B. Thimme Gowda,^a ^* Sabine Foro,^b P. A. Suchetan ^a and Hartmut Fuess ^b

^aDepartment of Chemistry, Mangalore University, Mangalagangotri 574 199, Mangalore, India, and ^bInstitute of Materials Science, Darmstadt University of Technology, Petersenstrasse 23, D-64287 Darmstadt, Germany
^*Correspondence e-mail: gowdabt@yahoo.com

(Received 7 August 2009; accepted 19 August 2009; online 22 August 2009)

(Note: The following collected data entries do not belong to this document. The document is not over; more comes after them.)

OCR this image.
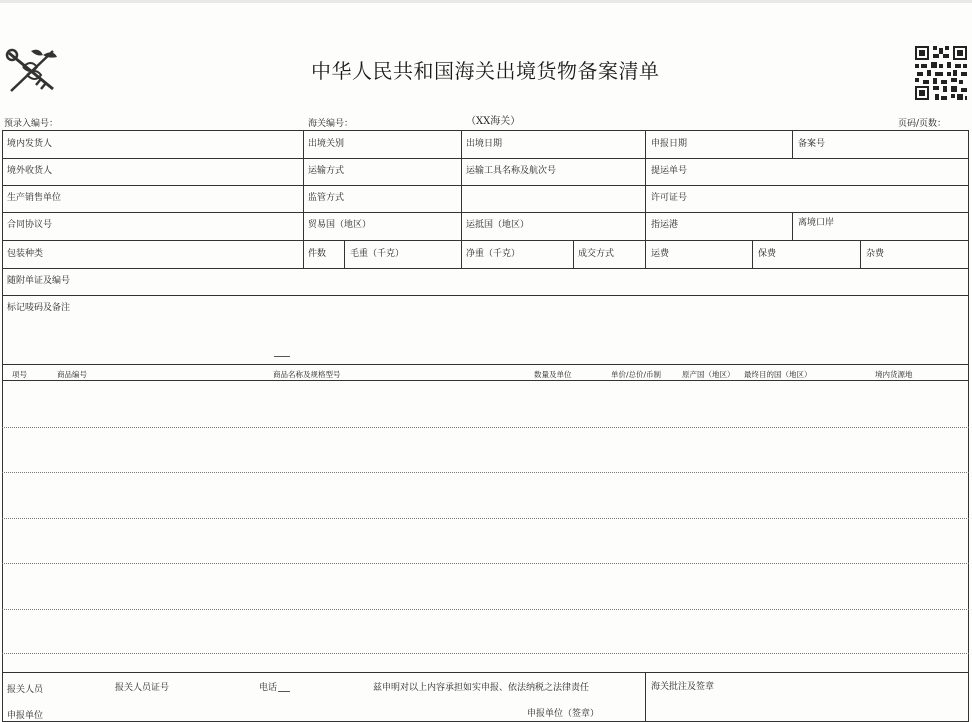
中华人民共和国海关出境货物备案清单
预录入编号：	海关编号：	（XX海关）	页码/页数：
境内发货人	出境关别	出境日期	申报日期	备案号
境外收货人	运输方式	运输工具名称及航次号	提运单号
生产销售单位	监管方式	许可证号
合同协议号	贸易国（地区）	运抵国（地区）	指运港	离境口岸
包装种类	件数	毛重（千克）	净重（千克）	成交方式	运费	保费	杂费
随附单证及编号
标记唛码及备注
项号	商品编号	商品名称及规格型号	数量及单位	单价/总价/币制	原产国（地区） 最终目的国（地区）	境内货源地
报关人员	报关人员证号	电话	兹申明对以上内容承担如实申报、依法纳税之法律责任	海关批注及签章
申报单位	申报单位（签章）
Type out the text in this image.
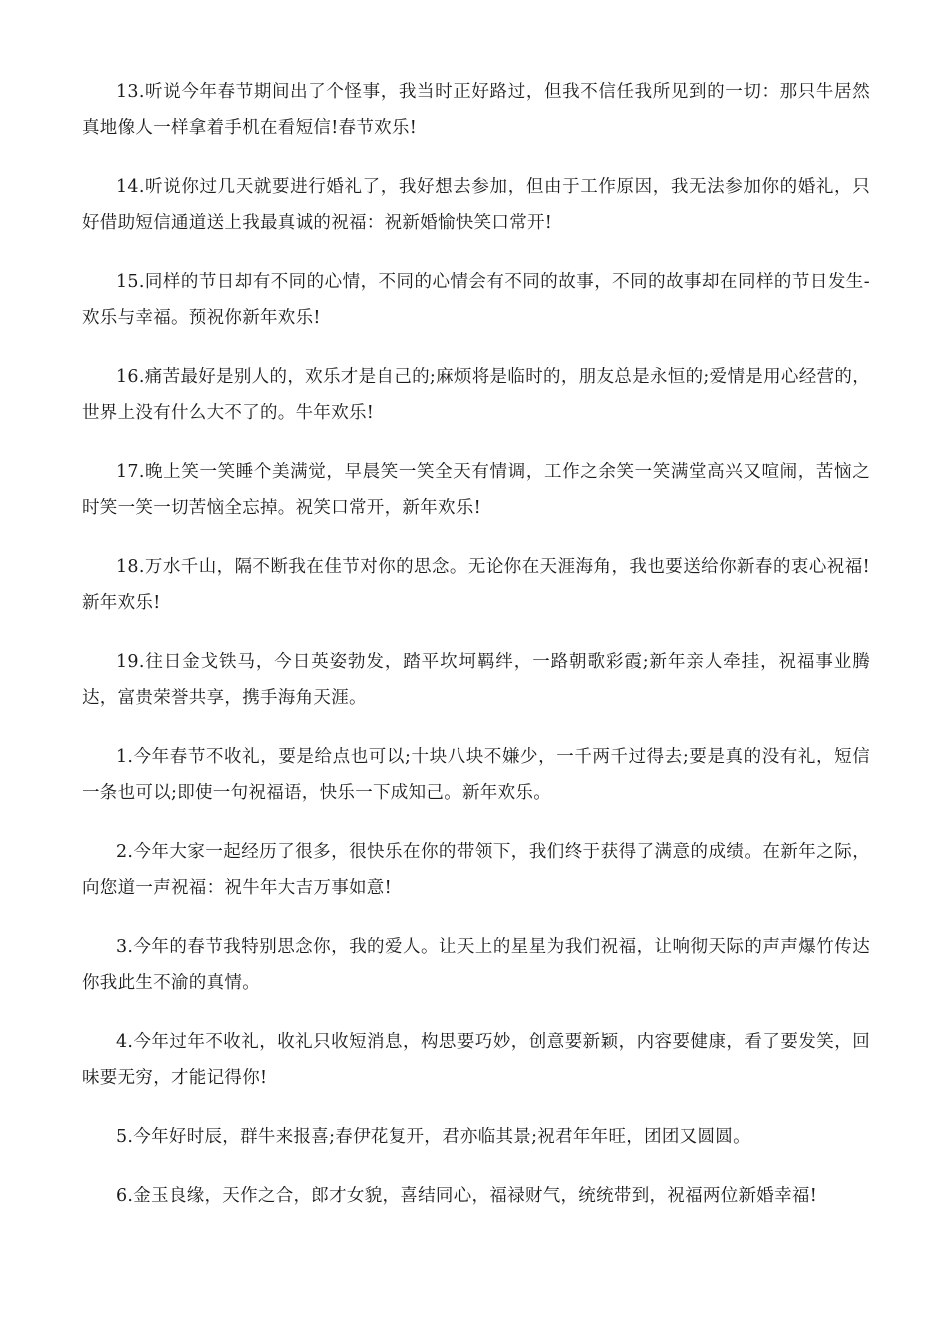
13.听说今年春节期间出了个怪事，我当时正好路过，但我不信任我所见到的一切：那只牛居然真地像人一样拿着手机在看短信!春节欢乐!

14.听说你过几天就要进行婚礼了，我好想去参加，但由于工作原因，我无法参加你的婚礼，只好借助短信通道送上我最真诚的祝福：祝新婚愉快笑口常开!

15.同样的节日却有不同的心情，不同的心情会有不同的故事，不同的故事却在同样的节日发生-欢乐与幸福。预祝你新年欢乐!

16.痛苦最好是别人的，欢乐才是自己的;麻烦将是临时的，朋友总是永恒的;爱情是用心经营的，世界上没有什么大不了的。牛年欢乐!

17.晚上笑一笑睡个美满觉，早晨笑一笑全天有情调，工作之余笑一笑满堂高兴又喧闹，苦恼之时笑一笑一切苦恼全忘掉。祝笑口常开，新年欢乐!

18.万水千山，隔不断我在佳节对你的思念。无论你在天涯海角，我也要送给你新春的衷心祝福!新年欢乐!

19.往日金戈铁马，今日英姿勃发，踏平坎坷羁绊，一路朝歌彩霞;新年亲人牵挂，祝福事业腾达，富贵荣誉共享，携手海角天涯。

1.今年春节不收礼，要是给点也可以;十块八块不嫌少，一千两千过得去;要是真的没有礼，短信一条也可以;即使一句祝福语，快乐一下成知己。新年欢乐。

2.今年大家一起经历了很多，很快乐在你的带领下，我们终于获得了满意的成绩。在新年之际，向您道一声祝福：祝牛年大吉万事如意!

3.今年的春节我特别思念你，我的爱人。让天上的星星为我们祝福，让响彻天际的声声爆竹传达你我此生不渝的真情。

4.今年过年不收礼，收礼只收短消息，构思要巧妙，创意要新颖，内容要健康，看了要发笑，回味要无穷，才能记得你!

5.今年好时辰，群牛来报喜;春伊花复开，君亦临其景;祝君年年旺，团团又圆圆。

6.金玉良缘，天作之合，郎才女貌，喜结同心，福禄财气，统统带到，祝福两位新婚幸福!
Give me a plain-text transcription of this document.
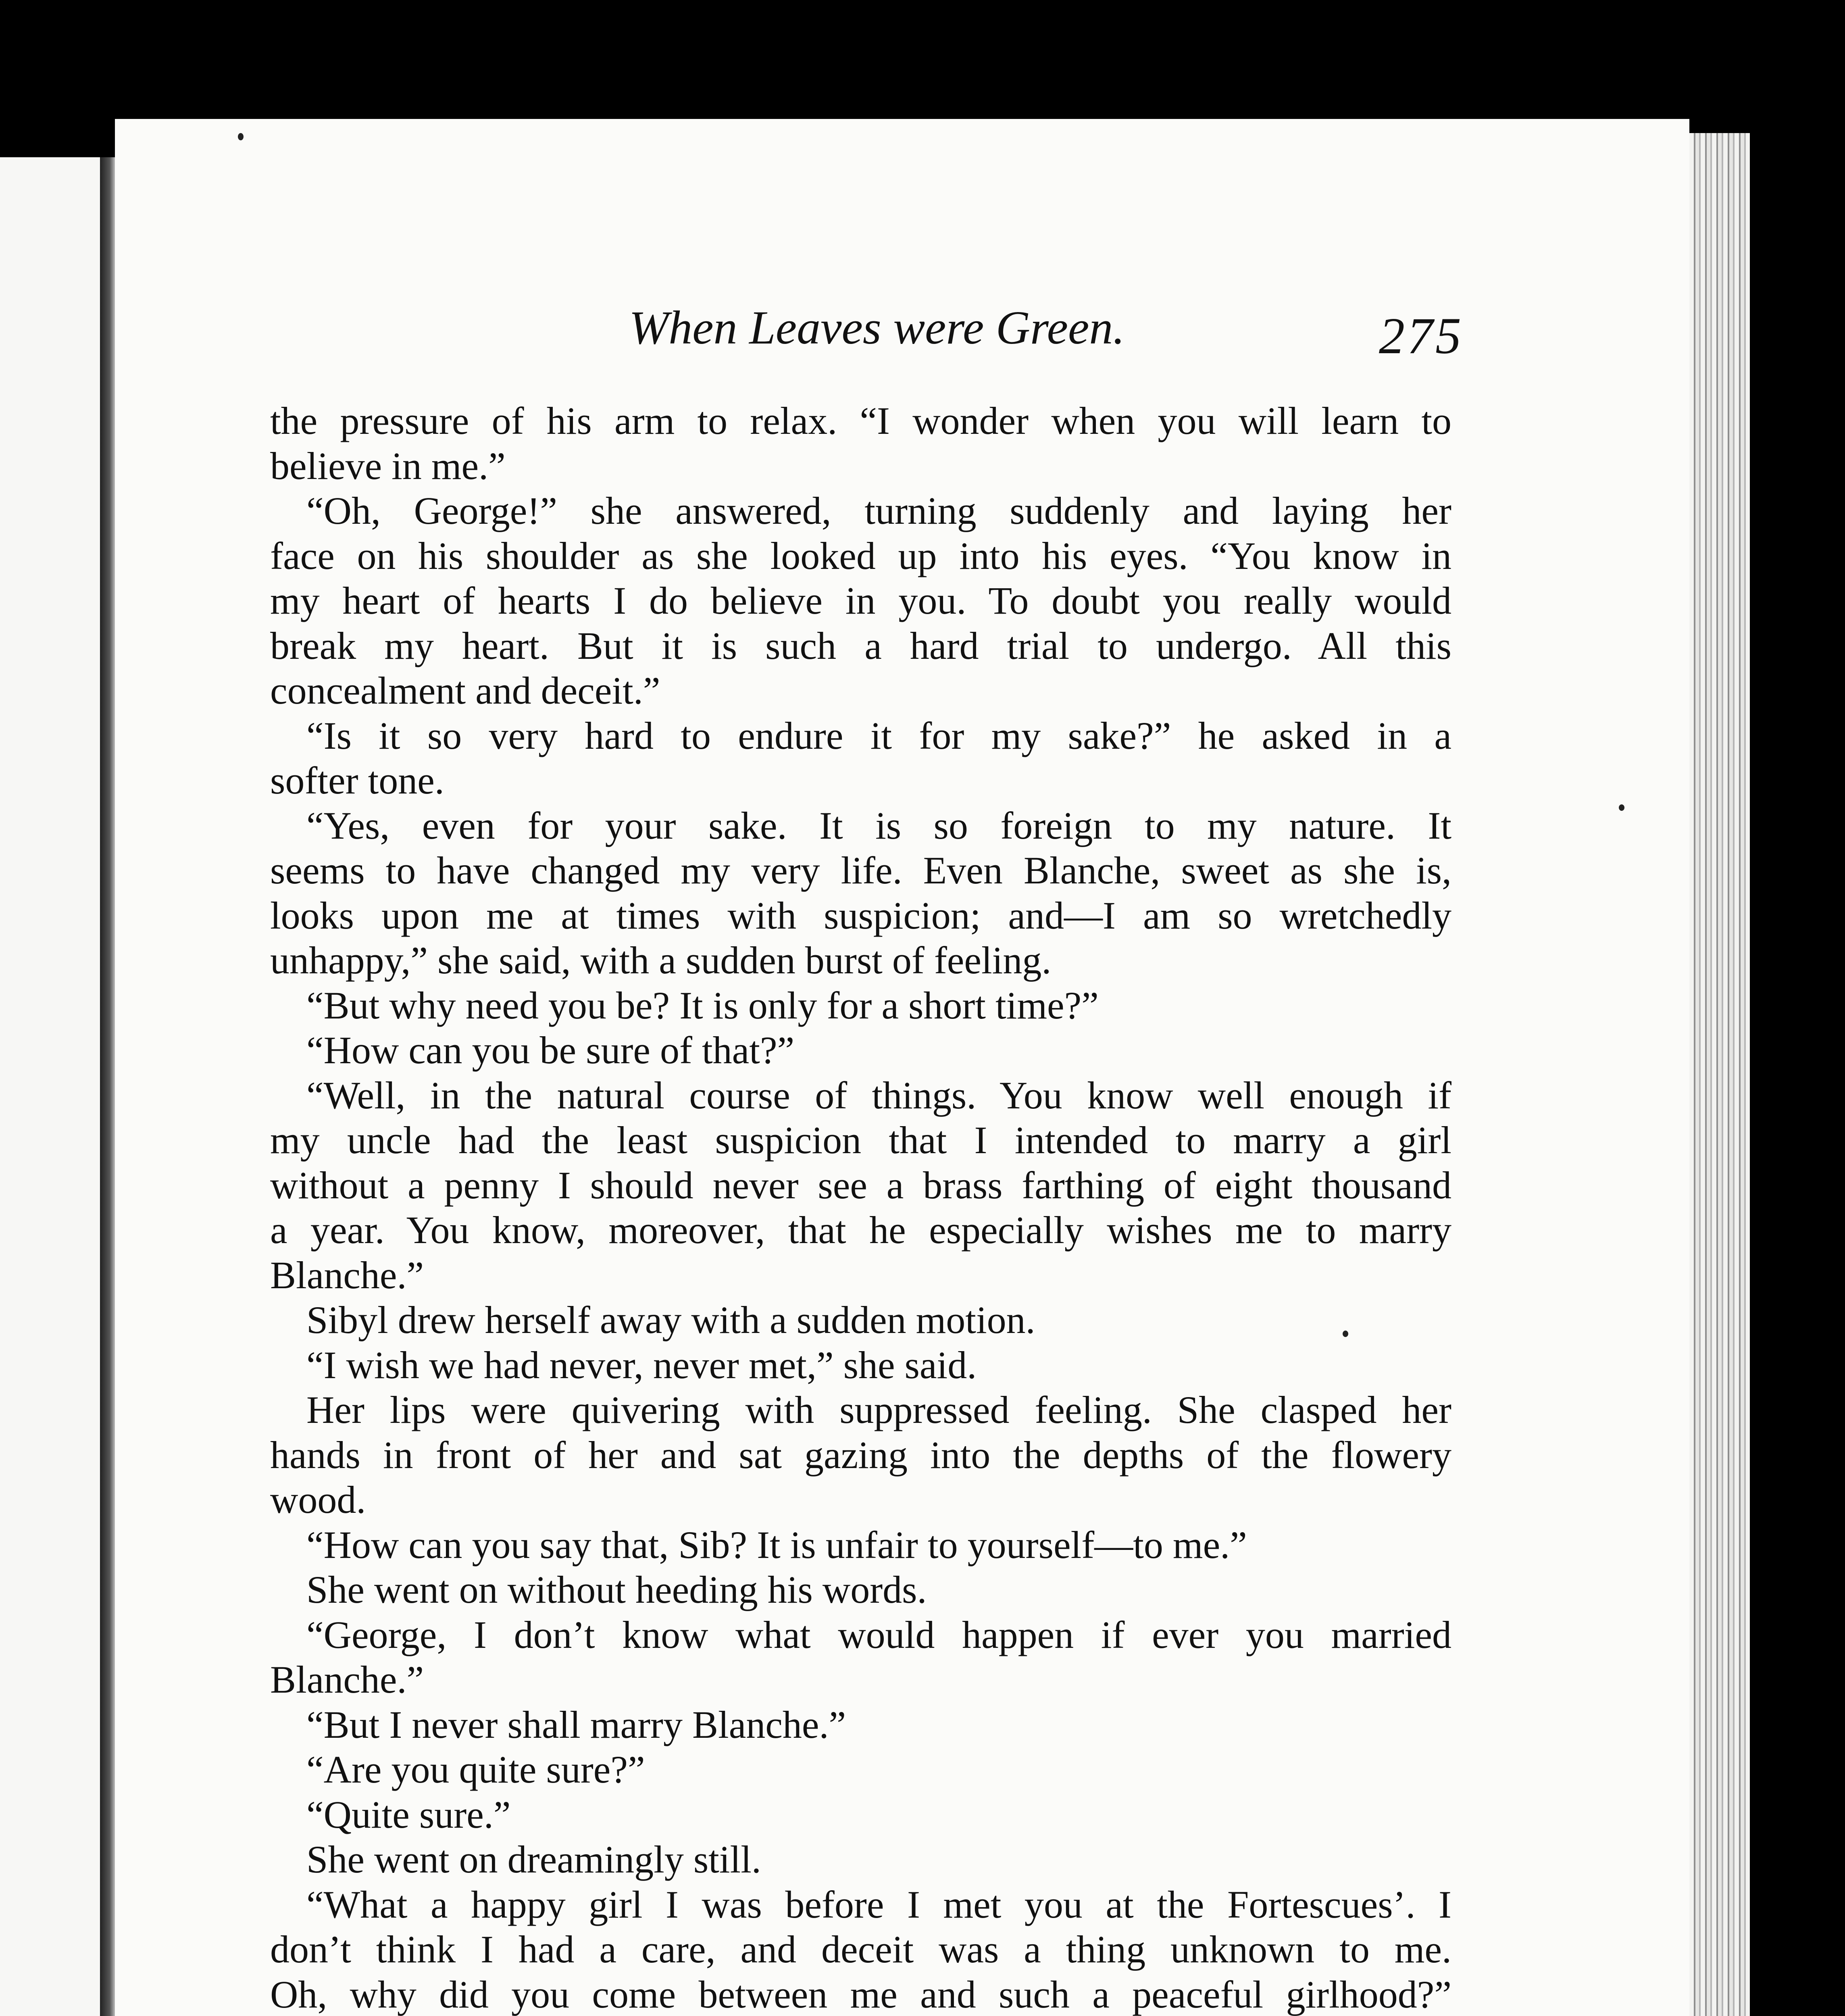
When Leaves were Green.	275
the pressure of his arm to relax. “I wonder when you will learn to
believe in me.”
“Oh, George!” she answered, turning suddenly and laying her
face on his shoulder as she looked up into his eyes. “You know in
my heart of hearts I do believe in you. To doubt you really would
break my heart. But it is such a hard trial to undergo. All this
concealment and deceit.”
“Is it so very hard to endure it for my sake?” he asked in a
softer tone.
“Yes, even for your sake. It is so foreign to my nature. It
seems to have changed my very life. Even Blanche, sweet as she is,
looks upon me at times with suspicion; and—I am so wretchedly
unhappy,” she said, with a sudden burst of feeling.
“But why need you be? It is only for a short time?”
“How can you be sure of that?”
“Well, in the natural course of things. You know well enough if
my uncle had the least suspicion that I intended to marry a girl
without a penny I should never see a brass farthing of eight thousand
a year. You know, moreover, that he especially wishes me to marry
Blanche.”
Sibyl drew herself away with a sudden motion.
“I wish we had never, never met,” she said.
Her lips were quivering with suppressed feeling. She clasped her
hands in front of her and sat gazing into the depths of the flowery
wood.
“How can you say that, Sib? It is unfair to yourself—to me.”
She went on without heeding his words.
“George, I don’t know what would happen if ever you married
Blanche.”
“But I never shall marry Blanche.”
“Are you quite sure?”
“Quite sure.”
She went on dreamingly still.
“What a happy girl I was before I met you at the Fortescues’. I
don’t think I had a care, and deceit was a thing unknown to me.
Oh, why did you come between me and such a peaceful girlhood?”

In the title compound, C₈H₆Br₃NO, the N—H bond is anti to the carbonyl bond in the side chain. The N—H hydrogen atom is involved in a two-centered bond as it shows simultaneous N—H⋯Br intra- and N—H⋯O intermolecular interactions in the structure. In the crystal, molecules are packed into column-like chains along the b axis through the N—H⋯O hydrogen bonds.

Related literature

For the preparation of the compound, see: Gowda et al. (2003 ). For related structures, see: Brown et al. (1966 ); Dou et al. (1994 ); Gowda et al. (2007 , 2009 ).

Experimental

Crystal data

C₈H₆Br₃NO
M_r = 371.87
Orthorhombic, P c a 2₁
a = 10.1863 (8) Å
b = 9.1483 (7) Å
c = 11.8856 (9) Å
V = 1107.59 (15) Å³
Z = 4
Cu Kα radiation
μ = 13.22 mm⁻¹
T = 299 K
0.50 × 0.18 × 0.13 mm

Data collection

Enraf–Nonius CAD-4 diffractometer
Absorption correction: ψ scan (North et al., 1968 ) T_min = 0.037, T_max = 0.178
2653 measured reflections
1311 independent reflections
1237 reflections with I > 2σ(I)
R_int = 0.052
3 standard reflections frequency: 120 min intensity decay: 1.5%

Refinement

R[F² > 2σ(F²)] = 0.079
wR(F²) = 0.237
S = 1.05
1311 reflections
119 parameters
25 restraints
H-atom parameters constrained
Δρ_max = 1.86 e Å⁻³
Δρ_min = −1.18 e Å⁻³
Absolute structure: Flack (1983 ), 276 Friedel pairs
Flack parameter: 0.00 (13)

Table 1
Hydrogen-bond geometry (Å, °)

D—H⋯A	D—H	H⋯A	D⋯A	D—H⋯A
N1—H1N⋯O1ⁱ	0.86	2.19	2.967 (13)	150
N1—H1N⋯Br1	0.86	2.68	3.123 (13)	114
Symmetry code: (i) $[x-{\script{1\over 2}}, -y+1, z]$ .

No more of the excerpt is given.